Betty Duhamel ressuscitée !

Gare Saint-Lazare reflète avec justesse les tourments des premiers sentiments amoureux, l’ambiance intellectuelle d’une époque et nous livre un témoignage précieux sur les ambitions précoces d’un aspirant écrivain...

La maison d'édition L'Herne a eu cette bonne idée de ressusciter une époque où l'on jouait aux flippers dans les bars et où une vague verte et footballistique emportait tout sur son passage : les années soixante-dix.

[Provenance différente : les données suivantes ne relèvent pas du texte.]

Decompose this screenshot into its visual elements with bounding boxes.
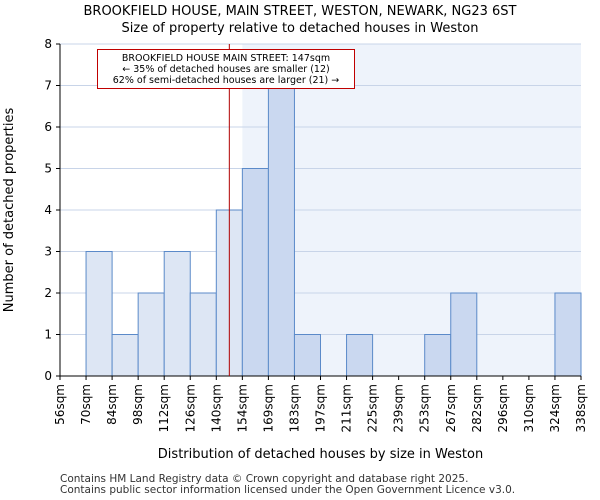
annotation-line-2: ← 35% of detached houses are smaller (12…: [122, 64, 330, 75]
x-tick-label-98sqm: 98sqm: [131, 384, 145, 425]
chart-subtitle: Size of property relative to detached ho…: [121, 21, 479, 36]
y-axis-title: Number of detached properties: [2, 108, 17, 313]
bar-183sqm: [293, 334, 322, 377]
bar-211sqm: [346, 334, 374, 377]
x-tick-label-70sqm: 70sqm: [79, 384, 93, 425]
x-tick-label-126sqm: 126sqm: [183, 384, 197, 432]
y-tick-label-8: 8: [44, 37, 52, 51]
y-tick-label-1: 1: [44, 328, 52, 342]
chart-title: BROOKFIELD HOUSE, MAIN STREET, WESTON, N…: [83, 4, 517, 19]
property-annotation: BROOKFIELD HOUSE MAIN STREET: 147sqm ← 3…: [97, 49, 355, 89]
bar-70sqm: [85, 251, 113, 377]
bar-98sqm: [137, 292, 165, 377]
x-tick-label-324sqm: 324sqm: [548, 384, 562, 432]
footer-line-2: Contains public sector information licen…: [60, 484, 516, 496]
annotation-line-3: 62% of semi-detached houses are larger (…: [112, 75, 340, 86]
x-tick-label-310sqm: 310sqm: [522, 384, 536, 432]
bar-154sqm: [241, 168, 269, 377]
x-tick-label-112sqm: 112sqm: [157, 384, 171, 432]
x-tick-label-56sqm: 56sqm: [53, 384, 67, 425]
bar-169sqm: [267, 85, 295, 377]
x-tick-label-183sqm: 183sqm: [287, 384, 301, 432]
x-tick-label-253sqm: 253sqm: [418, 384, 432, 432]
y-tick-label-5: 5: [44, 162, 52, 176]
x-tick-label-84sqm: 84sqm: [105, 384, 119, 425]
x-tick-label-296sqm: 296sqm: [496, 384, 510, 432]
bar-324sqm: [554, 292, 582, 377]
x-tick-label-239sqm: 239sqm: [392, 384, 406, 432]
x-tick-label-197sqm: 197sqm: [314, 384, 328, 432]
footer-line-1: Contains HM Land Registry data © Crown c…: [60, 473, 469, 485]
x-tick-label-338sqm: 338sqm: [574, 384, 588, 432]
bar-112sqm: [163, 251, 191, 377]
y-tick-label-7: 7: [44, 79, 52, 93]
x-tick-label-140sqm: 140sqm: [209, 384, 223, 432]
annotation-line-1: BROOKFIELD HOUSE MAIN STREET: 147sqm: [121, 53, 331, 64]
x-tick-label-267sqm: 267sqm: [444, 384, 458, 432]
x-tick-label-225sqm: 225sqm: [366, 384, 380, 432]
y-tick-label-4: 4: [44, 203, 52, 217]
y-tick-label-2: 2: [44, 286, 52, 300]
bar-267sqm: [450, 292, 478, 377]
bar-126sqm: [189, 292, 217, 377]
bar-84sqm: [111, 334, 139, 377]
x-tick-label-154sqm: 154sqm: [235, 384, 249, 432]
y-tick-label-6: 6: [44, 120, 52, 134]
x-axis-title: Distribution of detached houses by size …: [158, 447, 483, 462]
y-tick-label-0: 0: [44, 369, 52, 383]
bar-253sqm: [424, 334, 452, 377]
x-tick-label-211sqm: 211sqm: [340, 384, 354, 432]
x-tick-label-169sqm: 169sqm: [261, 384, 275, 432]
y-tick-label-3: 3: [44, 245, 52, 259]
x-tick-label-282sqm: 282sqm: [470, 384, 484, 432]
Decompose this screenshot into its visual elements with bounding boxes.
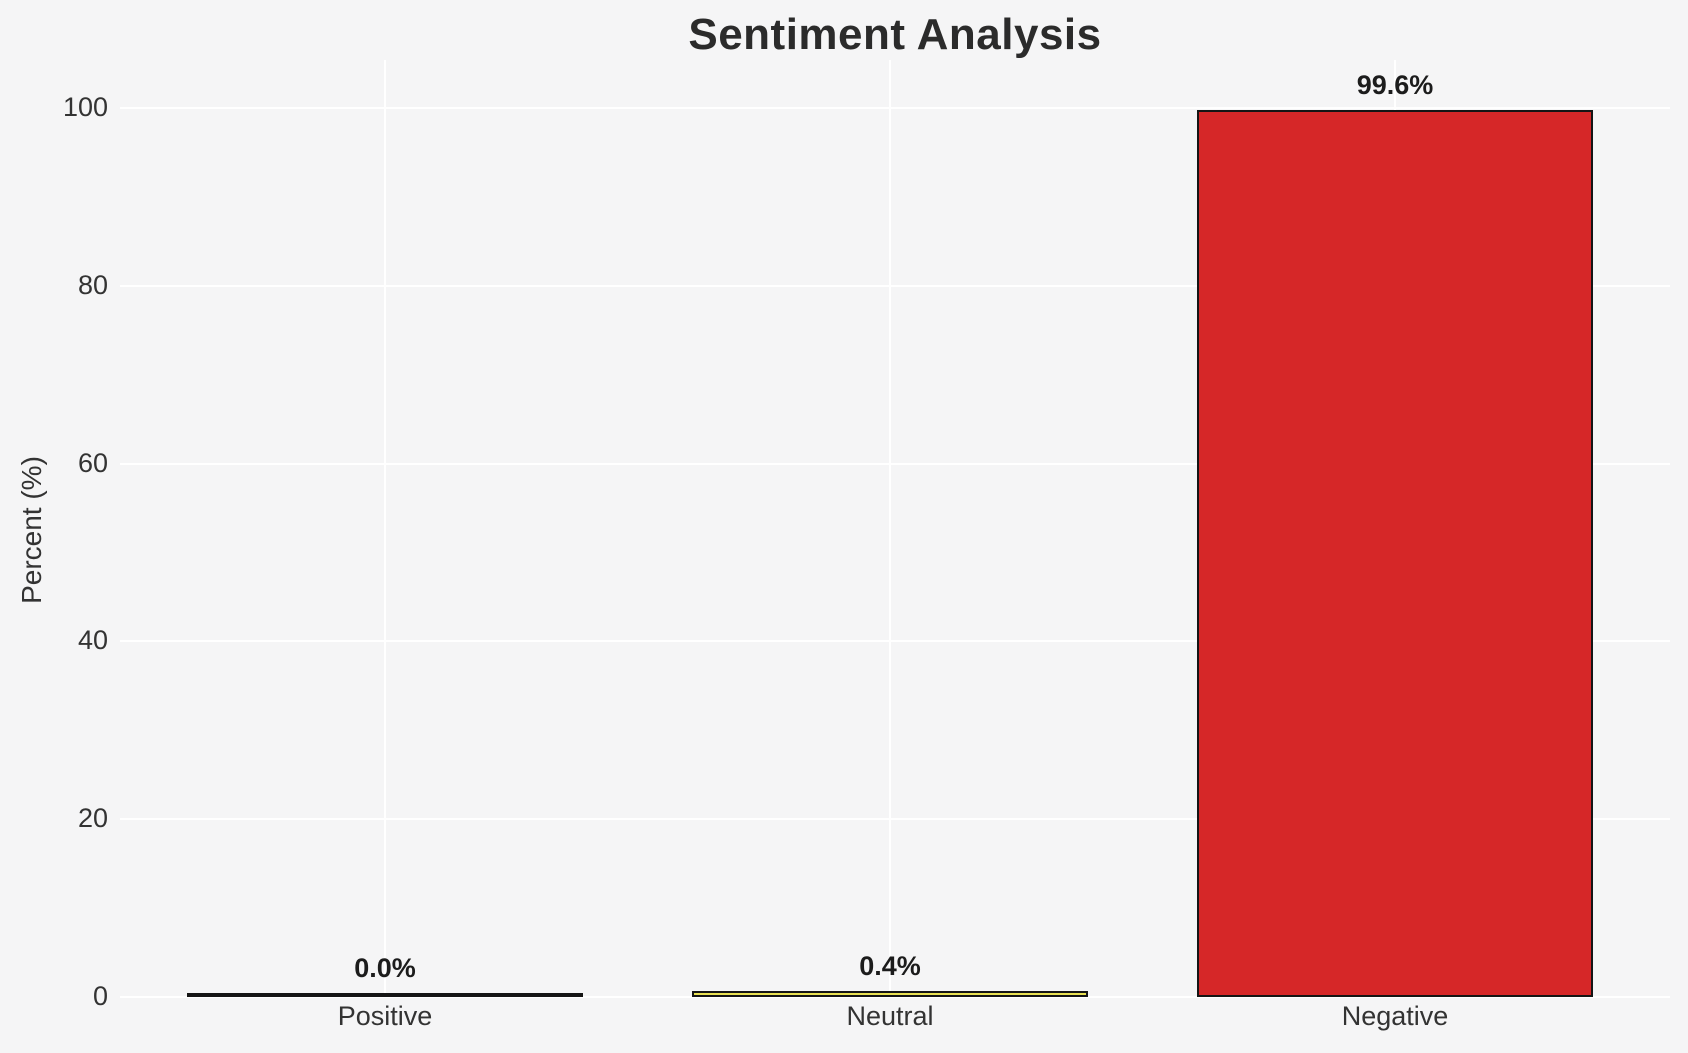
plot-area	[120, 60, 1670, 998]
gridline-y-100	[120, 107, 1670, 109]
y-tick-label-100: 100	[62, 92, 108, 122]
y-tick-label-0: 0	[92, 981, 108, 1011]
x-tick-label-neutral: Neutral	[846, 1001, 934, 1031]
gridline-y-0	[120, 996, 1670, 998]
bar-positive	[187, 993, 583, 997]
gridline-y-60	[120, 462, 1670, 465]
gridline-y-80	[120, 284, 1670, 287]
gridline-x-positive	[384, 60, 386, 997]
bar-negative	[1197, 110, 1593, 997]
gridline-x-neutral	[889, 60, 891, 997]
x-tick-label-positive: Positive	[337, 1001, 433, 1031]
x-tick-label-negative: Negative	[1341, 1001, 1449, 1031]
y-tick-label-60: 60	[77, 447, 108, 478]
bar-value-label-negative: 99.6%	[1356, 70, 1434, 100]
bar-neutral	[692, 991, 1088, 997]
y-tick-label-80: 80	[77, 269, 108, 300]
y-tick-label-20: 20	[77, 803, 108, 834]
chart-title: Sentiment Analysis	[688, 10, 1102, 59]
y-tick-label-40: 40	[77, 625, 108, 656]
gridline-y-20	[120, 818, 1670, 821]
y-axis-label: Percent (%)	[16, 456, 47, 604]
gridline-y-40	[120, 640, 1670, 643]
bar-value-label-positive: 0.0%	[354, 953, 416, 983]
bar-value-label-neutral: 0.4%	[859, 951, 921, 981]
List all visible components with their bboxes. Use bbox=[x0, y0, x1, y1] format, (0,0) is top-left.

L'idylle de Betty Duhamel (Pauline dans le livre) – petite fille de Georges Duhamel – avec un jeune homme prénommé Nicolas dans le roman et qui incarne un écrivain plein de promesses (on devinera rapidement qu'il s'agit de Patrick Modiano, l'un des plus "grands écrivains" français vivants) est une romance douce-amère au goût de fruit défendu qui n'a rien de banale... De gares en bars, de disputes en ruptures et en trahisons, c'est l'histoire d'une liaison compliquée à laquelle on assiste au fur et à mesure qu'avance le récit.

Nicolas, charmeur et mystérieux, fait découvrir à Pauline les oeuvres de Céline, de Malraux et de quelques autres, le tout sur fond de "Nouvelle vague" et de l'ambiance intellectuelle qui régnait dans le Paris du milieu des années soixante-dix...

L'Herne redonne ses lettres de noblesses à ce "Gare Saint-Lazare" signé de la regrettée Betty Duhamel, quarante-deux ans après sa parution initiale, chez Gallimard, et on ne peut que l'en féliciter.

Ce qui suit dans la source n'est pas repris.